C6 NBD Ceramide (d18:1/6:0) (Synonyms: C6 NBD Ceramide, NBD Cer(18:1/2:0), NBD Ceramide (d18:1/6:0) , N-C6-NBD-D-erythro-Sphingosine)

This plan only provides a guide, please modify it to meet your specific needs.

1. Prepare dyeing solution

(1) Prepare stock solution: Take out the cryogenically stored C6 NBD Ceramide from the refrigerator and let it stand at room temperature to return to room temperature. Centrifuge at low speed to concentrate the powder at the bottom of the test tube. Add anhydrous DMSO to the tube to dissolve the powder and prepare a stock solution with a concentration of 5-10mM.

Note: Unused stock solution is aliquoted according to single dosage and stored in the dark at -20°C to avoid repeated freezing and thawing.

(2) Prepare working solution: Use HBSS/HEPES to dilute the stock solution at a ratio of 1:1000 to prepare a working solution with a concentration of 5-10μM.

Note: Please adjust the concentration of the working fluid according to the actual situation and prepare it now.

2. Fluorescent labeling of Golgi apparatus in living cells

(1) Culture adherent cells on sterile coverslips;

(2) Remove the coverslip from the culture medium, aspirate the excess culture medium, remove the cell culture medium, and wash the cells growing on the coverslip with a suitable buffer (such as HBSS/HEPES);

(3) Add about 100 μL of dye working solution from one corner of the coverslip, shake gently to make the dye evenly cover all cells, and incubate at 4°C in the dark for 30 minutes;

Note: The optimal incubation time for different cells is different, please explore by yourself according to the specific experimental needs.

(4) Aspirate the staining solution, wash the cells 2-3 times with pre-cooled cell culture medium in an ice bath, replace with fresh culture medium and incubate at 37°C for another 30 minutes;

(5) Wash again with fresh culture medium, and then observe with a fluorescence microscope or confocal microscope. At this time, bright and strong fluorescent staining of the Golgi apparatus can be observed, while other membrane systems in the cell show relatively weak fluorescent staining.

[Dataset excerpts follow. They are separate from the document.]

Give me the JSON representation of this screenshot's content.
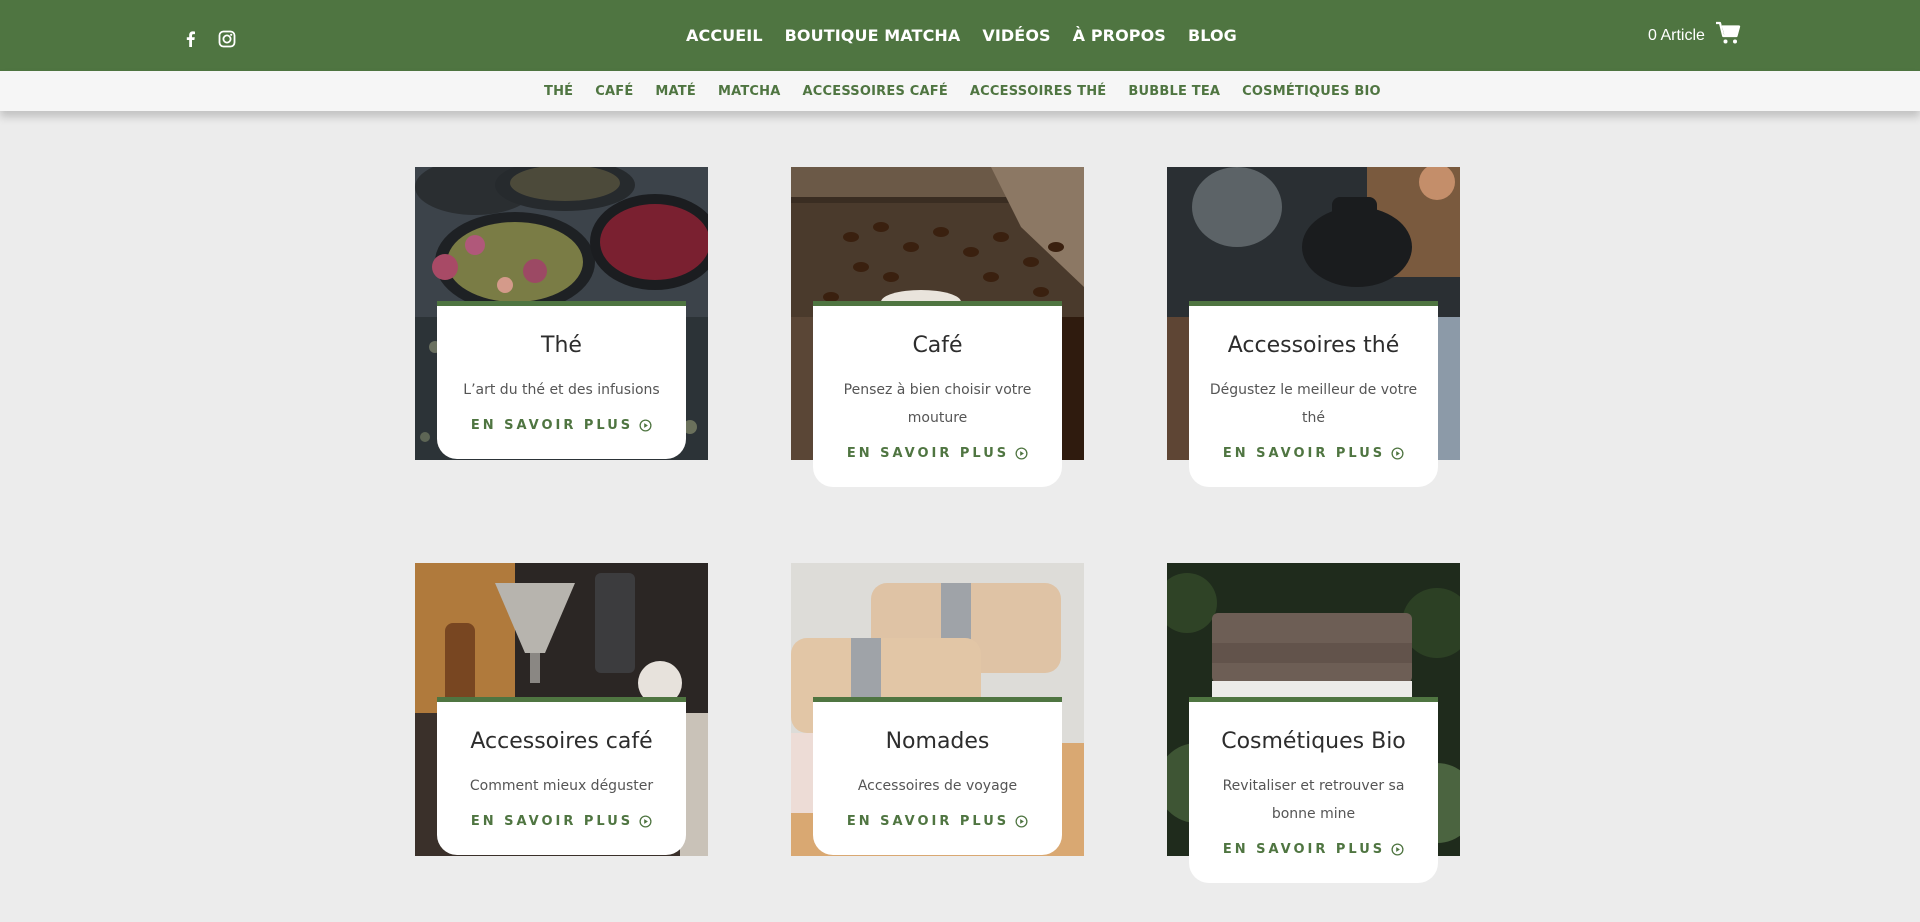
{
  "header": {
    "social": [
      {
        "icon": "facebook-icon"
      },
      {
        "icon": "instagram-icon"
      }
    ],
    "nav": [
      "ACCUEIL",
      "BOUTIQUE MATCHA",
      "VIDÉOS",
      "À PROPOS",
      "BLOG"
    ],
    "cart_label": "0 Article",
    "cart_icon": "cart-icon"
  },
  "subnav": [
    "THÉ",
    "CAFÉ",
    "MATÉ",
    "MATCHA",
    "ACCESSOIRES CAFÉ",
    "ACCESSOIRES THÉ",
    "BUBBLE TEA",
    "COSMÉTIQUES BIO"
  ],
  "cards": [
    {
      "title": "Thé",
      "text": "L’art du thé et des infusions",
      "link": "EN SAVOIR PLUS"
    },
    {
      "title": "Café",
      "text": "Pensez à bien choisir votre mouture",
      "link": "EN SAVOIR PLUS"
    },
    {
      "title": "Accessoires thé",
      "text": "Dégustez le meilleur de votre thé",
      "link": "EN SAVOIR PLUS"
    },
    {
      "title": "Accessoires café",
      "text": "Comment mieux déguster",
      "link": "EN SAVOIR PLUS"
    },
    {
      "title": "Nomades",
      "text": "Accessoires de voyage",
      "link": "EN SAVOIR PLUS"
    },
    {
      "title": "Cosmétiques Bio",
      "text": "Revitaliser et retrouver sa bonne mine",
      "link": "EN SAVOIR PLUS"
    }
  ],
  "colors": {
    "brand": "#4f7541",
    "background": "#ececec"
  }
}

3. Fluorescent labeling of Golgi apparatus in fixed cells

(1) Culture adherent cells on sterile coverslips;

(2) Wash the cells on the coverslip with HMEM. The cells were then fixed in glutaraldehyde or paraformaldehyde for 5-10 min (25°C);

(3) Use glutaraldehyde or paraformaldehyde to treat at room temperature for 5-10 minutes to fix the cells;

Note: Avoid using detergents and methanol/acetone fixatives to treat cells.

(4) Wash fixed cells in balanced salt solution (such as HCMF);

(5) Transfer the culture dish containing the coverslip to an ice-water bath and incubate with freshly prepared NaBH4 for 3-5 min (for glutaraldehyde-fixed cells);

(6) Use ice bath pre-cooled HCMF to wash the cells 2-3 times, each time for about 10 minutes;

(7) Return to room temperature, add about 100 μL of dye working solution from one corner of the coverslip, shake gently to evenly cover all cells with the dye, and incubate at room temperature in the dark for 60 minutes;

(8) Discard the staining solution, wash the fixed cells with HCMF, and incubate with 10% fetal calf serum or 2 mg/mL BSA (30-90min; 25°C (room temperature)) to back-exchange excess cells from the preparation solution. C6 NBD Ceramide, and enhances Golgi staining.

4. Microscope detection: The maximum absorption/emission wavelength of C6 NBD Ceramide is 466/536nm.

Precautions:

① C6 NBD Ceramide is suitable for staining fixed cells, while BODIPY FL C5-Ceramide (Cat. No.: GC68793) and BODIPYTR-ceramide are not suitable.

② Fluorescent dyes all have quenching problems. Please try to avoid light to slow down fluorescence quenching.

③ For your safety and health, please wear a lab coat and disposable gloves.

References:

[1].Pagano RE. A fluorescent derivative of ceramide: physical properties and use in studying the Golgi apparatus of animal cells. Methods Cell Biol. 1989;29:75-85.